Biliyor musunuz Avrupa'nın bütün ülkeleri bizden çok daha dindar. Bizim ülkemizde laiklik "negatif" anlamıyla kullanılıyor. Halka, millete karşı bir tutum, bir eylem olarak algılanıyor, sırf bu yüzden. Oysa bu dünyada her şey insanlar için değil mi? Eğer laiklik de insanlar içinse, onu pozitif yani olumlu anlamıyla değerlendirmemiz gerekir. Türkiye artık "pozitif (olumlu) laiklik" kavramını benimsemelidir.
Nedir bu pozitif (olumlu) laiklik?
İnançlara yani dine asla soğuk bakmaz. Kurumlar dinsel duygularla uzlaşır, çatışmaz. Halkı inançlarından koparmaya kalkışmaz. Dinle iletişim kurar; ondan uzaklaşmaz. Yani demokrasiye yan gözle bakmaz. Dinlerin uygarlık mirasını kabul eder; onlarla övünür. Dinsel simgeleri yasaklamaz. Devlet dinler karşısında tarafsızdır ama hiçbir dinden de uzak kalmaz.

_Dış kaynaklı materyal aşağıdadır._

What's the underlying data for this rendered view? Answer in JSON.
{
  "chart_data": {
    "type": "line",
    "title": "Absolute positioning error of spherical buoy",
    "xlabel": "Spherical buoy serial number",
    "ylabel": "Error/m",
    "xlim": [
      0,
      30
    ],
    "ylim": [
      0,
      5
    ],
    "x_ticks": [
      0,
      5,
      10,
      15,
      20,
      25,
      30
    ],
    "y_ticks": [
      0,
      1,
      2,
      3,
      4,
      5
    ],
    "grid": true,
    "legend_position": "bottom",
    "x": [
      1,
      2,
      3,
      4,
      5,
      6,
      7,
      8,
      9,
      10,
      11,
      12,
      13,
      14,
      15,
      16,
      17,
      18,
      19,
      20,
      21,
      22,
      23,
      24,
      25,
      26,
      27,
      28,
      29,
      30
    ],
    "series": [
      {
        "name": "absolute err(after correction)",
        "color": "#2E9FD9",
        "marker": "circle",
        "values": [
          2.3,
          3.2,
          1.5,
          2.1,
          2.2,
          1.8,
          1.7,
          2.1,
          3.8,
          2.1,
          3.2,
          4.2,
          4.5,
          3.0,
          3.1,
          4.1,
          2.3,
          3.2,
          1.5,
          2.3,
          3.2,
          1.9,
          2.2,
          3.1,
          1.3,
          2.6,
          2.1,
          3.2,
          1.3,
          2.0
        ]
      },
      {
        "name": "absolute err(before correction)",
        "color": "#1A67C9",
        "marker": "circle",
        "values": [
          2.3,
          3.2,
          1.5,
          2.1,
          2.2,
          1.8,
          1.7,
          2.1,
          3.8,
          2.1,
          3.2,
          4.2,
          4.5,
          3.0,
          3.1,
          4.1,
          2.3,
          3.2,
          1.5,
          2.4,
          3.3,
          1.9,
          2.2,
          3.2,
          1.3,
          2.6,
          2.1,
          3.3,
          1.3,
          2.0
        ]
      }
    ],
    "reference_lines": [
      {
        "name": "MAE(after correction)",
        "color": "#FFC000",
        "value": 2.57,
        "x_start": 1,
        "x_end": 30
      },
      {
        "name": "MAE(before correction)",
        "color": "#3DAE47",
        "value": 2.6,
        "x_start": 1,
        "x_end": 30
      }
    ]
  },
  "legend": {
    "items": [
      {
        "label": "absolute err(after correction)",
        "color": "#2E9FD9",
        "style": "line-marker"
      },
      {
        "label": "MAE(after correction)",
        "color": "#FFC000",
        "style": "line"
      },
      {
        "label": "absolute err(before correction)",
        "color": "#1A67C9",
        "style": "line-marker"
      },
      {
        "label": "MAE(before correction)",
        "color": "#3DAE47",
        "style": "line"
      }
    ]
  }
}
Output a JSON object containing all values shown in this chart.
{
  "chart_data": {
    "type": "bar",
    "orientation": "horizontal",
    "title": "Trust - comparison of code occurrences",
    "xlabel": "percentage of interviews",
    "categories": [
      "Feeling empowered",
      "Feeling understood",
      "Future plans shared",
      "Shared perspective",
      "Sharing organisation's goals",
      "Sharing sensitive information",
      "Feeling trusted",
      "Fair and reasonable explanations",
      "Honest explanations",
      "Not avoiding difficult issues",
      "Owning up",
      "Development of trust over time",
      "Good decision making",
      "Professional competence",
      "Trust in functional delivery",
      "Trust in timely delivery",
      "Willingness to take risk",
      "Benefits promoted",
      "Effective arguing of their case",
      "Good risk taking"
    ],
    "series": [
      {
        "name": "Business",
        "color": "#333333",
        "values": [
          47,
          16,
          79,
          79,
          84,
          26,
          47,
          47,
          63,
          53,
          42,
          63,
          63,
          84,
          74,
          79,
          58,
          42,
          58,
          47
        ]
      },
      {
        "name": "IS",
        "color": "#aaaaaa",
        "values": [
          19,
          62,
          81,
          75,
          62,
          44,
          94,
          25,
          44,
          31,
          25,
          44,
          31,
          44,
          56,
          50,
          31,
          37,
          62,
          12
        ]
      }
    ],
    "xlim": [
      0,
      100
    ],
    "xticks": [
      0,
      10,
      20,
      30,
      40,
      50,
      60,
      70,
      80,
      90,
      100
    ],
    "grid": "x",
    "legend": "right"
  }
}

Hukuk ve demokrasi olmadan çağdaşlık ve laiklik olur mu? İçinde millet, içinde halk olmayan bir laiklik olur mu? Darbeler ve çetelerle mi savunulacak laiklik?
Türkiye insanı zenginleşip varoşlar da merkezlere inince, "yandı gülüm keten helva! Nereye gidiyoruz?!" diye saçını başını yolan yolana. Kardeşim bir yere falan gitmiyoruz. Tam tersine Türkiye şimdi gerçek çağdaşı yakalamaya başlıyor. Geniş halk yığınları düzenle barışıyor. Güvenli olan bu değil mi? Üretmeyen ve halktan kopuk bir zümre hep iktidarda mı olsun? Hatta gerekirse bu zümre iktidarı darbeyle ele geçirsin. Ve biz buna çağdaş laiklik diyelim ha?! Gün milletçe ele ele verdiğimiz, herkesin inancına saygı duyduğumuz gün olmalıdır!!